Courts May Dispense with Precedence

| Thursday, May 26th, 2011 | No Comments »

Canada’s employment law is governed through common law – meaning that law is passed down through a body of previous rulings that are given precedence in courts.  There are gleaning examples of cases that have shaped the legal landscape we now find ourselves in.  That being said, we still have a long way to go. 

In a recent article by Daniel Lublin titled, “Supreme Court decisions make big impact” he uses two major cases to illustrate the importance of applying case law consistently.

Keays v. Honda:

Before Keays, employers were liberally penalized for dismissing employees in a negative manner.  The courts quickly found out that nearly every employee with a grievance felt they had been fired in “bad faith”.  This groundbreaking case introduced the stipulation that employees had to substantiate “bad faith” claims with evidence of actual harm.    
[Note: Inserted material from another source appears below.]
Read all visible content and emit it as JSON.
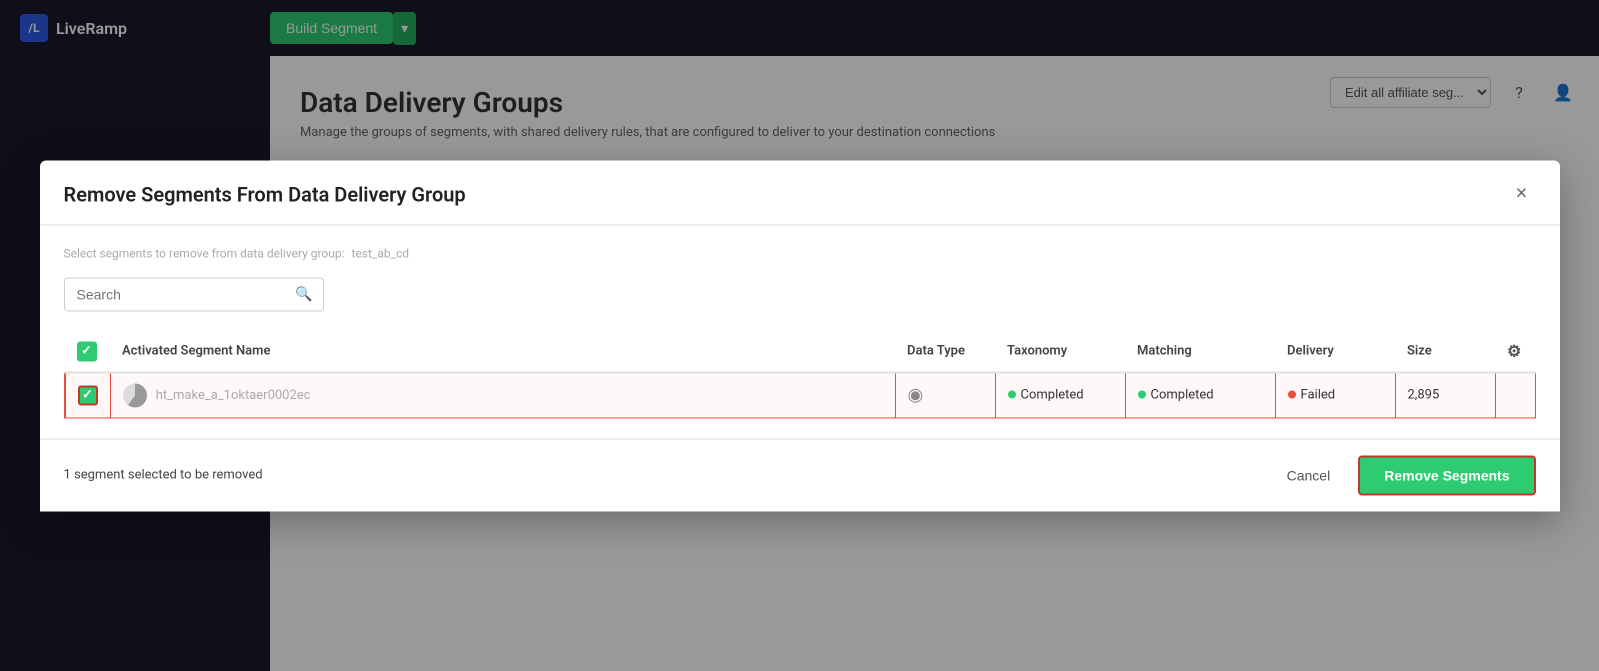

Evans v. Teamsters Local Union No. 31: 

Some of the craftier employers will often offer a return to work to employees that sue for wrongful dismissal.  Because employees have a duty to mitigate their losses after dismissal, turning down such an offer could potentially be damaging to a case.  Courts caught on to the fact that not all employers make honest propositions and thankfully, exceptions to the rule were made.  In the case that a work environment has become harmful or humiliating, it would be unreasonable to require an employee to return. 

Though these rulings have had a significant positive impact in the courts, Lublin contends that lower courts have not applied them consistently, and in some cases, not at all.  Both employees and employers should be mindful that precedence is no silver bullet.  As Lublin puts it, “the game may be different but the decisions are often the same”.